Capital assets are of two types, i.e. long-term capital assets and short-term capital assets. Capital assets held by a person for a period of more than 3 years are treated as long-term capital assets. However, certain assets such as shares, equity-oriented mutual funds, debentures and government securities, UTI units and zero coupon bonds are considered as long-term capital assets if they are held for a mere 12 months. All the remaining capital assets would be considered as short-term capital assets.
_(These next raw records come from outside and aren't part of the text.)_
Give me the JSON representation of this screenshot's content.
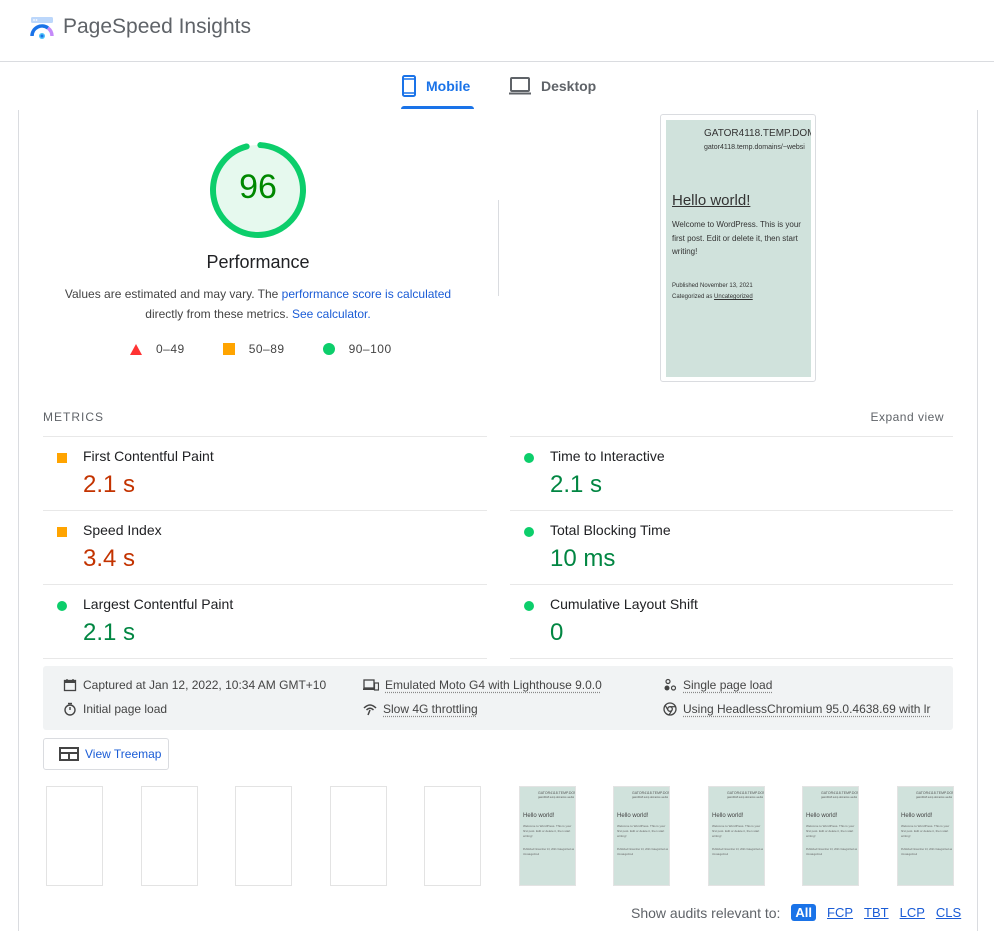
{
  "header": {
    "app_title": "PageSpeed Insights"
  },
  "tabs": [
    {
      "label": "Mobile",
      "icon": "smartphone-icon",
      "active": true
    },
    {
      "label": "Desktop",
      "icon": "laptop-icon",
      "active": false
    }
  ],
  "performance": {
    "score": "96",
    "score_value": 96,
    "title": "Performance",
    "desc_prefix": "Values are estimated and may vary. The ",
    "desc_link1": "performance score is calculated",
    "desc_middle": " directly from these metrics. ",
    "desc_link2": "See calculator.",
    "legend": [
      {
        "shape": "triangle",
        "range": "0–49",
        "color": "#ff3333"
      },
      {
        "shape": "square",
        "range": "50–89",
        "color": "#ffa400"
      },
      {
        "shape": "circle",
        "range": "90–100",
        "color": "#0cce6b"
      }
    ],
    "colors": {
      "pass": "#0cce6b",
      "pass_text": "#008800",
      "pass_bg": "#e6f9ee"
    }
  },
  "screenshot": {
    "site_title": "GATOR4118.TEMP.DOM",
    "site_url": "gator4118.temp.domains/~websi",
    "post_title": "Hello world!",
    "post_body": "Welcome to WordPress. This is your first post. Edit or delete it, then start writing!",
    "published": "Published November 13, 2021",
    "categorized_prefix": "Categorized as ",
    "category": "Uncategorized"
  },
  "metrics": {
    "label": "METRICS",
    "expand_label": "Expand view",
    "items": [
      {
        "name": "First Contentful Paint",
        "value": "2.1 s",
        "rating": "average"
      },
      {
        "name": "Time to Interactive",
        "value": "2.1 s",
        "rating": "pass"
      },
      {
        "name": "Speed Index",
        "value": "3.4 s",
        "rating": "average"
      },
      {
        "name": "Total Blocking Time",
        "value": "10 ms",
        "rating": "pass"
      },
      {
        "name": "Largest Contentful Paint",
        "value": "2.1 s",
        "rating": "pass"
      },
      {
        "name": "Cumulative Layout Shift",
        "value": "0",
        "rating": "pass"
      }
    ]
  },
  "runtime": {
    "captured": "Captured at Jan 12, 2022, 10:34 AM GMT+10",
    "initial_load": "Initial page load",
    "device": "Emulated Moto G4 with Lighthouse 9.0.0",
    "throttling": "Slow 4G throttling",
    "single_load": "Single page load",
    "browser": "Using HeadlessChromium 95.0.4638.69 with lr"
  },
  "treemap": {
    "label": "View Treemap"
  },
  "filmstrip": {
    "frames": [
      {
        "loaded": false
      },
      {
        "loaded": false
      },
      {
        "loaded": false
      },
      {
        "loaded": false
      },
      {
        "loaded": false
      },
      {
        "loaded": true
      },
      {
        "loaded": true
      },
      {
        "loaded": true
      },
      {
        "loaded": true
      },
      {
        "loaded": true
      }
    ],
    "thumb_site": "GATOR4118.TEMP.DOM",
    "thumb_url": "gator4118.temp.domains/~websi",
    "thumb_title": "Hello world!",
    "thumb_body": "Welcome to WordPress. This is your first post. Edit or delete it, then start writing!",
    "thumb_meta": "Published November 13, 2021 Categorized as Uncategorized"
  },
  "audit_filter": {
    "label": "Show audits relevant to:",
    "options": [
      {
        "label": "All",
        "active": true
      },
      {
        "label": "FCP",
        "active": false
      },
      {
        "label": "TBT",
        "active": false
      },
      {
        "label": "LCP",
        "active": false
      },
      {
        "label": "CLS",
        "active": false
      }
    ]
  }
}
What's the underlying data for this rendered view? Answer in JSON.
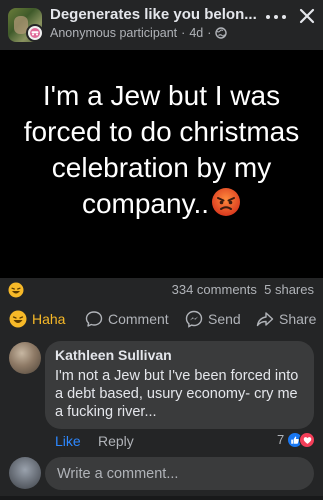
{
  "header": {
    "group_name": "Degenerates like you belon...",
    "author": "Anonymous participant",
    "time": "4d",
    "icons": [
      "anonymous-icon",
      "globe-icon",
      "more-icon",
      "close-icon"
    ]
  },
  "post": {
    "text": "I'm  a Jew but I was forced to do christmas celebration by my company..",
    "emoji": "angry-emoji"
  },
  "stats": {
    "reaction": "haha-icon",
    "comments": "334 comments",
    "shares": "5 shares"
  },
  "actions": {
    "haha": "Haha",
    "comment": "Comment",
    "send": "Send",
    "share": "Share"
  },
  "comment": {
    "author": "Kathleen Sullivan",
    "text": "I'm not a Jew but I've been forced into a debt based, usury economy- cry me a fucking river...",
    "like": "Like",
    "reply": "Reply",
    "reaction_count": "7",
    "reactions": [
      "like-icon",
      "love-icon"
    ]
  },
  "composer": {
    "placeholder": "Write a comment..."
  },
  "colors": {
    "accent_blue": "#2d88ff",
    "haha_yellow": "#f7b928",
    "love_red": "#f33e58",
    "angry_orange": "#e8552a"
  }
}
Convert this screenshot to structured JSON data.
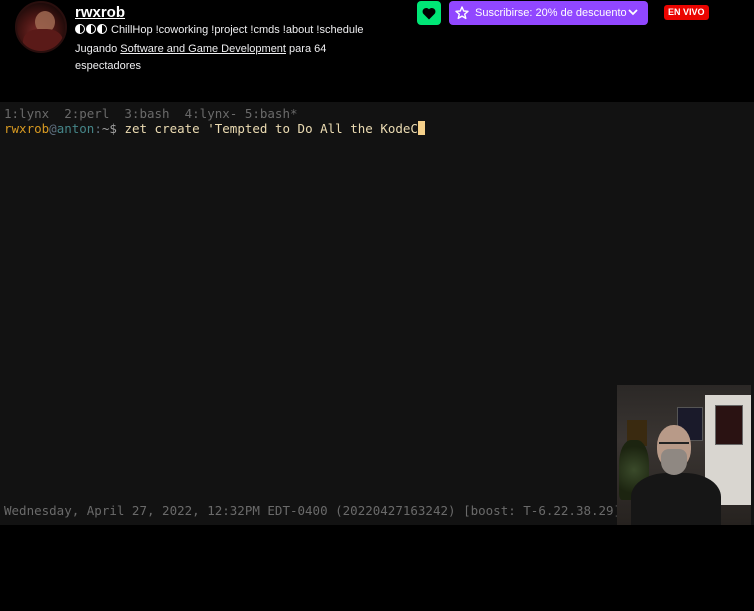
{
  "channel": {
    "name": "rwxrob",
    "title": "ChillHop !coworking !project !cmds !about !schedule",
    "playing_prefix": "Jugando",
    "category": "Software and Game Development",
    "viewers_text": "para 64 espectadores"
  },
  "actions": {
    "follow_icon": "heart-icon",
    "subscribe_label": "Suscribirse: 20% de descuento",
    "live_badge": "EN VIVO"
  },
  "terminal": {
    "tmux_tabs": "1:lynx  2:perl  3:bash  4:lynx- 5:bash*",
    "prompt_user": "rwxrob",
    "prompt_at": "@",
    "prompt_host": "anton",
    "prompt_sep": ":",
    "prompt_path": "~$",
    "command": " zet create 'Tempted to Do All the KodeC",
    "status_line": "Wednesday, April 27, 2022, 12:32PM EDT-0400 (20220427163242) [boost: T-6.22.38.29]"
  },
  "colors": {
    "follow_green": "#00e676",
    "subscribe_purple": "#9147ff",
    "live_red": "#eb0400"
  }
}
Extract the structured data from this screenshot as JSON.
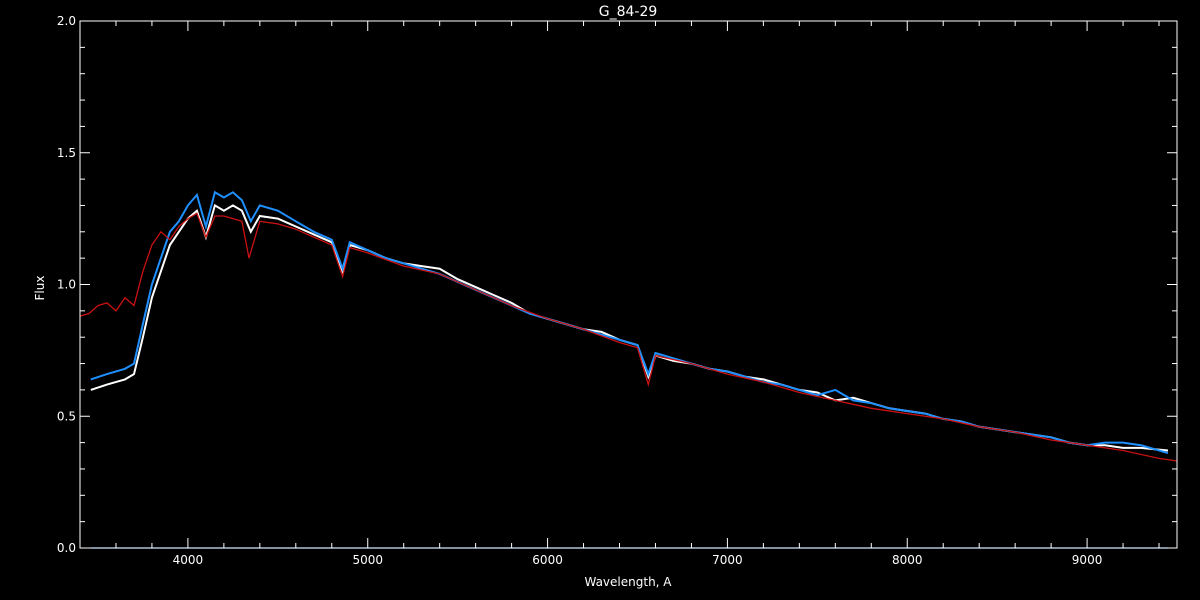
{
  "chart_data": {
    "type": "line",
    "title": "G_84-29",
    "xlabel": "Wavelength, A",
    "ylabel": "Flux",
    "xlim": [
      3400,
      9500
    ],
    "ylim": [
      0.0,
      2.0
    ],
    "x_ticks": [
      4000,
      5000,
      6000,
      7000,
      8000,
      9000
    ],
    "x_tick_labels": [
      "4000",
      "5000",
      "6000",
      "7000",
      "8000",
      "9000"
    ],
    "y_ticks": [
      0.0,
      0.5,
      1.0,
      1.5,
      2.0
    ],
    "y_tick_labels": [
      "0.0",
      "0.5",
      "1.0",
      "1.5",
      "2.0"
    ],
    "grid": false,
    "colors": {
      "background": "#000000",
      "axes": "#ffffff",
      "observed": "#ffffff",
      "overlay": "#1e90ff",
      "model": "#cc1111"
    },
    "series": [
      {
        "color": "#ffffff",
        "x": [
          3460,
          3550,
          3650,
          3700,
          3750,
          3800,
          3850,
          3900,
          3950,
          4000,
          4050,
          4100,
          4150,
          4200,
          4250,
          4300,
          4350,
          4400,
          4500,
          4600,
          4700,
          4800,
          4860,
          4900,
          5000,
          5100,
          5200,
          5300,
          5400,
          5500,
          5600,
          5700,
          5800,
          5900,
          6000,
          6100,
          6200,
          6300,
          6400,
          6500,
          6560,
          6600,
          6700,
          6800,
          6900,
          7000,
          7100,
          7200,
          7300,
          7400,
          7500,
          7600,
          7700,
          7800,
          7900,
          8000,
          8100,
          8200,
          8300,
          8400,
          8500,
          8600,
          8700,
          8800,
          8900,
          9000,
          9100,
          9200,
          9300,
          9450
        ],
        "y": [
          0.6,
          0.62,
          0.64,
          0.66,
          0.8,
          0.95,
          1.05,
          1.15,
          1.2,
          1.25,
          1.28,
          1.18,
          1.3,
          1.28,
          1.3,
          1.28,
          1.2,
          1.26,
          1.25,
          1.22,
          1.19,
          1.16,
          1.05,
          1.15,
          1.13,
          1.1,
          1.08,
          1.07,
          1.06,
          1.02,
          0.99,
          0.96,
          0.93,
          0.89,
          0.87,
          0.85,
          0.83,
          0.82,
          0.79,
          0.77,
          0.65,
          0.73,
          0.71,
          0.7,
          0.68,
          0.67,
          0.65,
          0.64,
          0.62,
          0.6,
          0.59,
          0.56,
          0.57,
          0.55,
          0.53,
          0.52,
          0.51,
          0.49,
          0.48,
          0.46,
          0.45,
          0.44,
          0.43,
          0.42,
          0.4,
          0.39,
          0.39,
          0.38,
          0.38,
          0.37
        ]
      },
      {
        "color": "#1e90ff",
        "x": [
          3460,
          3550,
          3650,
          3700,
          3750,
          3800,
          3850,
          3900,
          3950,
          4000,
          4050,
          4100,
          4150,
          4200,
          4250,
          4300,
          4350,
          4400,
          4500,
          4600,
          4700,
          4800,
          4860,
          4900,
          5000,
          5100,
          5200,
          5300,
          5400,
          5500,
          5600,
          5700,
          5800,
          5900,
          6000,
          6100,
          6200,
          6300,
          6400,
          6500,
          6560,
          6600,
          6700,
          6800,
          6900,
          7000,
          7100,
          7200,
          7300,
          7400,
          7500,
          7600,
          7700,
          7800,
          7900,
          8000,
          8100,
          8200,
          8300,
          8400,
          8500,
          8600,
          8700,
          8800,
          8900,
          9000,
          9100,
          9200,
          9300,
          9450
        ],
        "y": [
          0.64,
          0.66,
          0.68,
          0.7,
          0.85,
          1.0,
          1.1,
          1.2,
          1.24,
          1.3,
          1.34,
          1.22,
          1.35,
          1.33,
          1.35,
          1.32,
          1.24,
          1.3,
          1.28,
          1.24,
          1.2,
          1.17,
          1.06,
          1.16,
          1.13,
          1.1,
          1.08,
          1.06,
          1.04,
          1.01,
          0.98,
          0.95,
          0.92,
          0.89,
          0.87,
          0.85,
          0.83,
          0.81,
          0.79,
          0.77,
          0.66,
          0.74,
          0.72,
          0.7,
          0.68,
          0.67,
          0.65,
          0.63,
          0.62,
          0.6,
          0.58,
          0.6,
          0.56,
          0.55,
          0.53,
          0.52,
          0.51,
          0.49,
          0.48,
          0.46,
          0.45,
          0.44,
          0.43,
          0.42,
          0.4,
          0.39,
          0.4,
          0.4,
          0.39,
          0.36
        ]
      },
      {
        "color": "#cc1111",
        "x": [
          3400,
          3450,
          3500,
          3550,
          3600,
          3650,
          3700,
          3750,
          3800,
          3850,
          3900,
          3950,
          4000,
          4050,
          4100,
          4150,
          4200,
          4250,
          4300,
          4340,
          4400,
          4500,
          4600,
          4700,
          4800,
          4860,
          4900,
          5000,
          5200,
          5400,
          5600,
          5800,
          6000,
          6200,
          6400,
          6500,
          6560,
          6600,
          6800,
          7000,
          7200,
          7400,
          7600,
          7800,
          8000,
          8200,
          8400,
          8600,
          8800,
          9000,
          9200,
          9400,
          9500
        ],
        "y": [
          0.88,
          0.89,
          0.92,
          0.93,
          0.9,
          0.95,
          0.92,
          1.05,
          1.15,
          1.2,
          1.17,
          1.22,
          1.25,
          1.27,
          1.18,
          1.26,
          1.26,
          1.25,
          1.24,
          1.1,
          1.24,
          1.23,
          1.21,
          1.18,
          1.15,
          1.03,
          1.14,
          1.12,
          1.07,
          1.04,
          0.98,
          0.92,
          0.87,
          0.83,
          0.78,
          0.76,
          0.62,
          0.73,
          0.7,
          0.66,
          0.63,
          0.59,
          0.56,
          0.53,
          0.51,
          0.49,
          0.46,
          0.44,
          0.41,
          0.39,
          0.37,
          0.34,
          0.33
        ]
      },
      {
        "color": "#1e90ff",
        "x": [
          3460,
          9450
        ],
        "y": [
          0.0,
          0.0
        ]
      }
    ]
  }
}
Capital gains are classified into long-term capital gains and short-term capital gains, depending on whether the assets were held for the long term or within a shorter span. Gains arising from transfer of long-term capital assets are known as long-term capital gains and gains accruing from transfer of short-term capital assets are termed as short-term capital gains. However, the gains from depreciable assets are always taxed as short-term capital gains.
The taxes on capital assets / gains vary, depending on whether the gains were long-term or made over a shorter period. Long-term capital gains are generally taxed at more favorable rates compared to short-term ones. It, therefore, makes sense to hold assets for a longer period and pay lower capital gains tax.